In Typography Line length is the width occupied by a block of typeset text, measured in inches, picas and points. A block of text or paragraph has a maximum line length that fits a determined design.
Line length is determined by typographic parameters based on a formal grid and template with several goals in mind; balance and function for fit and readability with a sensitivity to aesthetic style in typography. Typographers adjust line length to aid legibility or copy fit. Text can be flush left and ragged right, flush right and ragged left, or justified where all lines are of equal length. In a ragged right setting line lengths vary to create a ragged right edge of lines varying in length. Sometimes this can be visually satisfying. For justified and ragged right settings typographers can adjust line length to avoid unwanted hyphens, rivers of white space, and orphaned words/characters at the end of lines (e.g.: "The", "I", "He", "We").
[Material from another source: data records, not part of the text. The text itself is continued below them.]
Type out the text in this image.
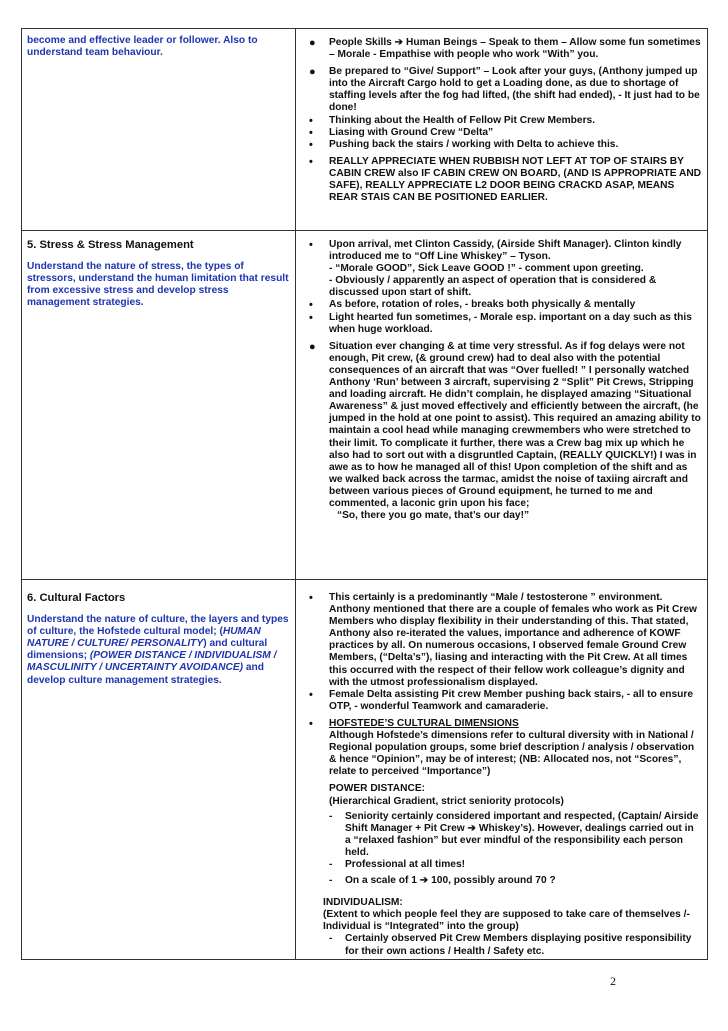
become and effective leader or follower. Also to understand team behaviour.
● People Skills ➔ Human Beings – Speak to them – Allow some fun sometimes – Morale - Empathise with people who work “With” you.
● Be prepared to “Give/ Support” – Look after your guys, (Anthony jumped up into the Aircraft Cargo hold to get a Loading done, as due to shortage of staffing levels after the fog had lifted, (the shift had ended), - It just had to be done!
• Thinking about the Health of Fellow Pit Crew Members.
• Liasing with Ground Crew “Delta”
• Pushing back the stairs / working with Delta to achieve this.
• REALLY APPRECIATE WHEN RUBBISH NOT LEFT AT TOP OF STAIRS BY CABIN CREW also IF CABIN CREW ON BOARD, (AND IS APPROPRIATE AND SAFE), REALLY APPRECIATE L2 DOOR BEING CRACKD ASAP, MEANS REAR STAIS CAN BE POSITIONED EARLIER.

5. Stress & Stress Management

Understand the nature of stress, the types of stressors, understand the human limitation that result from excessive stress and develop stress management strategies.

• Upon arrival, met Clinton Cassidy, (Airside Shift Manager). Clinton kindly introduced me to “Off Line Whiskey” – Tyson.
- “Morale GOOD”, Sick Leave GOOD !” - comment upon greeting.
- Obviously / apparently an aspect of operation that is considered & discussed upon start of shift.
• As before, rotation of roles, - breaks both physically & mentally
• Light hearted fun sometimes, - Morale esp. important on a day such as this when huge workload.
● Situation ever changing & at time very stressful. As if fog delays were not enough, Pit crew, (& ground crew) had to deal also with the potential consequences of an aircraft that was “Over fuelled! ” I personally watched Anthony ‘Run’ between 3 aircraft, supervising 2 “Split” Pit Crews, Stripping and loading aircraft. He didn’t complain, he displayed amazing “Situational Awareness” & just moved effectively and efficiently between the aircraft, (he jumped in the hold at one point to assist). This required an amazing ability to maintain a cool head while managing crewmembers who were stretched to their limit. To complicate it further, there was a Crew bag mix up which he also had to sort out with a disgruntled Captain, (REALLY QUICKLY!) I was in awe as to how he managed all of this! Upon completion of the shift and as we walked back across the tarmac, amidst the noise of taxiing aircraft and between various pieces of Ground equipment, he turned to me and commented, a laconic grin upon his face;
“So, there you go mate, that’s our day!”

6. Cultural Factors

Understand the nature of culture, the layers and types of culture, the Hofstede cultural model; (HUMAN NATURE / CULTURE/ PERSONALITY) and cultural dimensions; (POWER DISTANCE / INDIVIDUALISM / MASCULINITY / UNCERTAINTY AVOIDANCE) and develop culture management strategies.

• This certainly is a predominantly “Male / testosterone ” environment. Anthony mentioned that there are a couple of females who work as Pit Crew Members who display flexibility in their understanding of this. That stated, Anthony also re-iterated the values, importance and adherence of KOWF practices by all. On numerous occasions, I observed female Ground Crew Members, (“Delta’s”), liasing and interacting with the Pit Crew. At all times this occurred with the respect of their fellow work colleague’s dignity and with the utmost professionalism displayed.
• Female Delta assisting Pit crew Member pushing back stairs, - all to ensure OTP, - wonderful Teamwork and camaraderie.
• HOFSTEDE’S CULTURAL DIMENSIONS
Although Hofstede’s dimensions refer to cultural diversity with in National / Regional population groups, some brief description / analysis / observation & hence “Opinion”, may be of interest; (NB: Allocated nos, not “Scores”, relate to perceived “Importance”)
POWER DISTANCE:
(Hierarchical Gradient, strict seniority protocols)
- Seniority certainly considered important and respected, (Captain/ Airside Shift Manager + Pit Crew ➔ Whiskey’s). However, dealings carried out in a “relaxed fashion” but ever mindful of the responsibility each person held.
- Professional at all times!
- On a scale of 1 ➔ 100, possibly around 70 ?
INDIVIDUALISM:
(Extent to which people feel they are supposed to take care of themselves /- Individual is “Integrated” into the group)
- Certainly observed Pit Crew Members displaying positive responsibility for their own actions / Health / Safety etc.
2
Famous quotes containing the words line and/or length:
“Next to the originator of a good sentence is the first quoter of it. Many will read the book before one thinks of quoting a passage. As soon as he has done this, that line will be quoted east and west.”
—Ralph Waldo Emerson (18031882)
“To find the length of an object, we have to perform certain
physical operations. The concept of length is therefore fixed when the operations by which length is measured are fixed: that is, the concept of length involves as much as and nothing more than the set of operations by which length is determined.”